After extensive multidisciplinary clinical evaluation and continued absence of a unifying diagnosis to explain our proband’s constellation of features, trio exome sequencing was warranted to further evaluate for an etiology of her hypercalcemia for which medical intervention may be beneficial. Although it remains unclear if the finding of CLS explains her hypercalcemia, the result of trio exome sequencing in this case provided 2 members of this family a clinically actionable diagnosis with associated medical management, screening, and surveillance guidelines that would not have been provided to the family without this genetic testing result. In addition, this testing result has provided multiple family members with valuable reproductive information. A second medical or genetic condition is possible, although exome sequencing did not report any other variants. Exome reanalysis will be of value in the future as the field of Medical Genetics continues to expand and our understanding of human disease improves.

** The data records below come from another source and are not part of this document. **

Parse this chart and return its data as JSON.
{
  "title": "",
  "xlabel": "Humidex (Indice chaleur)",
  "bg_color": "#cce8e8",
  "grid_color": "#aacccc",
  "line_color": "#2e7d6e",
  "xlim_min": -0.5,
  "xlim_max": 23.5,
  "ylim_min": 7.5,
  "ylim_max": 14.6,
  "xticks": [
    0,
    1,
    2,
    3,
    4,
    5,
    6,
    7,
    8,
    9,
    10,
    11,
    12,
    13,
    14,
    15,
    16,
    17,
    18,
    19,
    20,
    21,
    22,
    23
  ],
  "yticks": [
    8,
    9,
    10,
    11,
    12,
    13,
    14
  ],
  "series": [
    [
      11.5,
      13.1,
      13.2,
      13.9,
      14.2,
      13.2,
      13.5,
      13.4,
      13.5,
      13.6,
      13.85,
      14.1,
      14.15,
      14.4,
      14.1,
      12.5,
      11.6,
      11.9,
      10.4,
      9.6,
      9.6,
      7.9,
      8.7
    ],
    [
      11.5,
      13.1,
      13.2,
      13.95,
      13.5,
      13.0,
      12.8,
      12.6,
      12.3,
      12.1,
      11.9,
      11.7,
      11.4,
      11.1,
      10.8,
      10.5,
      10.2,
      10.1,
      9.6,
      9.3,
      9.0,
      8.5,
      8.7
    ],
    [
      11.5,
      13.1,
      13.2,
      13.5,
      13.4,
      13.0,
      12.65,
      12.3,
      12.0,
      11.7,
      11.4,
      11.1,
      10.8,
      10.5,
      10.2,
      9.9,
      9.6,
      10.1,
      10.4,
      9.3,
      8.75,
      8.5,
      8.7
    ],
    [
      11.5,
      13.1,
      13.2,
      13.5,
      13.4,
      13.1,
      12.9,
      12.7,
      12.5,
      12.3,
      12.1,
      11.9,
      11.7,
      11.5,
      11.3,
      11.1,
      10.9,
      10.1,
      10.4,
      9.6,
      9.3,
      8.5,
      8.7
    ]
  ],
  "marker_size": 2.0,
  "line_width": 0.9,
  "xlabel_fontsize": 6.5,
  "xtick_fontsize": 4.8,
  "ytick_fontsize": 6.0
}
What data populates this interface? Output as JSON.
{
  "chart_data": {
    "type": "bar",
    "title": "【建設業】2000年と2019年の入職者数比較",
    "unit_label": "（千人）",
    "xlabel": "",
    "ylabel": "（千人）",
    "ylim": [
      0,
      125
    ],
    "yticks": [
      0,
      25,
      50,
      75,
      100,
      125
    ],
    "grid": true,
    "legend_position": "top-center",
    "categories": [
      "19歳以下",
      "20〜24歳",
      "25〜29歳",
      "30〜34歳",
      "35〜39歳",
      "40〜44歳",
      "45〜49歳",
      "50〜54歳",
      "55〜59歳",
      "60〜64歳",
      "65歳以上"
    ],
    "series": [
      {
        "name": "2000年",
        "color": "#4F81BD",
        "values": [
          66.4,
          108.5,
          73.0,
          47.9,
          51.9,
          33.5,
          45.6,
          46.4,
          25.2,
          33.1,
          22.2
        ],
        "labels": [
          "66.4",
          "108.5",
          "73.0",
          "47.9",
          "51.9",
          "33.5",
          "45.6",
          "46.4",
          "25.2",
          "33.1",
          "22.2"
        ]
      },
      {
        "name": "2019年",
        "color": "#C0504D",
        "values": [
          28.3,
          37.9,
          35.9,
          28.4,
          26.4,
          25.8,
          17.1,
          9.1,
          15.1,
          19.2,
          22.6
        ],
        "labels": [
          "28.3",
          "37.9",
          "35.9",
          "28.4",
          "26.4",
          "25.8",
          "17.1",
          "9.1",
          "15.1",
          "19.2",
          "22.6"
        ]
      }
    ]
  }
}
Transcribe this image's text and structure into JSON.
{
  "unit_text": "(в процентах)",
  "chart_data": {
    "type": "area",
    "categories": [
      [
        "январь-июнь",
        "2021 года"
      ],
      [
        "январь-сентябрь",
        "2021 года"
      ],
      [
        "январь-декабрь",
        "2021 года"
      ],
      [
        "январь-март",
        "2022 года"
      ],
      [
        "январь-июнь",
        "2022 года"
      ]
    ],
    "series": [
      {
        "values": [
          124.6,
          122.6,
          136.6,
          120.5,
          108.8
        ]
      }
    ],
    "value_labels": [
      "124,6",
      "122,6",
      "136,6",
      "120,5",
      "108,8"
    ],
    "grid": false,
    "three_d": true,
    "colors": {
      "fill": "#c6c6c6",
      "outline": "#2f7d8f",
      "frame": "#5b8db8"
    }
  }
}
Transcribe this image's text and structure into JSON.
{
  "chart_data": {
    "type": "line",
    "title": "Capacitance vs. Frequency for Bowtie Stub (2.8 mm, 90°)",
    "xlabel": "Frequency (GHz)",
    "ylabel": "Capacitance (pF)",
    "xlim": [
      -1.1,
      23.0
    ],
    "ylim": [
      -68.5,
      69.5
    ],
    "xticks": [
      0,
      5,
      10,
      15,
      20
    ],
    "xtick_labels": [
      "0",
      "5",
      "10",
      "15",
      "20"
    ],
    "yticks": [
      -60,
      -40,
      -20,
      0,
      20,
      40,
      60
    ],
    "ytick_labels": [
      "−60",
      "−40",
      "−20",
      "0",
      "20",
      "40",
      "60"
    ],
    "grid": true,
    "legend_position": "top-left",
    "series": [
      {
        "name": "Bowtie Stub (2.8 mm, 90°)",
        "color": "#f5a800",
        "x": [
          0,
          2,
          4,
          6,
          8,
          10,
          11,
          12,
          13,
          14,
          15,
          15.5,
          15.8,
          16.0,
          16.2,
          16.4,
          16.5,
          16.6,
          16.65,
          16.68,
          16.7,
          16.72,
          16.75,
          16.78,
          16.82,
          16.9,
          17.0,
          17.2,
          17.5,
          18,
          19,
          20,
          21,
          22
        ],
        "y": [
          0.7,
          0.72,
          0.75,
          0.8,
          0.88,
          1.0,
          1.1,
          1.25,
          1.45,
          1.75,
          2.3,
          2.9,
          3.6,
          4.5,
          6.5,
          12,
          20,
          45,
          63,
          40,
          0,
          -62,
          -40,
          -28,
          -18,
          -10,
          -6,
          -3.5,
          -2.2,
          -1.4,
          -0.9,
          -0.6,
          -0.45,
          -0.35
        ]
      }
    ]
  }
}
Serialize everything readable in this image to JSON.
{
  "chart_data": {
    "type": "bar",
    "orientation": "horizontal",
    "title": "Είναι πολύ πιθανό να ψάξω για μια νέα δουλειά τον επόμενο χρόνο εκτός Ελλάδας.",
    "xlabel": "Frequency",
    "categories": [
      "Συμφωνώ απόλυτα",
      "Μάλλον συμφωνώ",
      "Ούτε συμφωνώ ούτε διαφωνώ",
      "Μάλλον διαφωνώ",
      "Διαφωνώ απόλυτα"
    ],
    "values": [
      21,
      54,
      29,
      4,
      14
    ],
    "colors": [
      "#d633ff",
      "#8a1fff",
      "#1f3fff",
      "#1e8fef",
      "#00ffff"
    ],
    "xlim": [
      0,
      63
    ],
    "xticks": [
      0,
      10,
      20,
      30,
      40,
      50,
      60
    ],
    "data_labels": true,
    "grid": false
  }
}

To conclude, our proband was found to have hypercalcemia after presenting acutely with symptoms of vomiting, dehydration, and failure to thrive. To our knowledge, there is no maternal history of hypercalcemia in infancy or childhood, and recent calcium levels in the proband’s mother were within normal limits. It is possible that the proband represents a severe presentation of an unrecognized phenotype that resolves with age, and likely prior to most patients’ diagnosis. As exome sequencing and perinatal genetic testing become more routinely offered to individuals with overlapping features or a history of CLS, respectively, more individuals with CLS will be diagnosed in infancy. Earlier diagnosis and phenotyping of individuals with CLS will not only aid in the medical management of infants and children with CLS but will also help to clarify if hypercalcemia, as seen in this case, represents an expansion of the phenotype or a truly unrelated feature.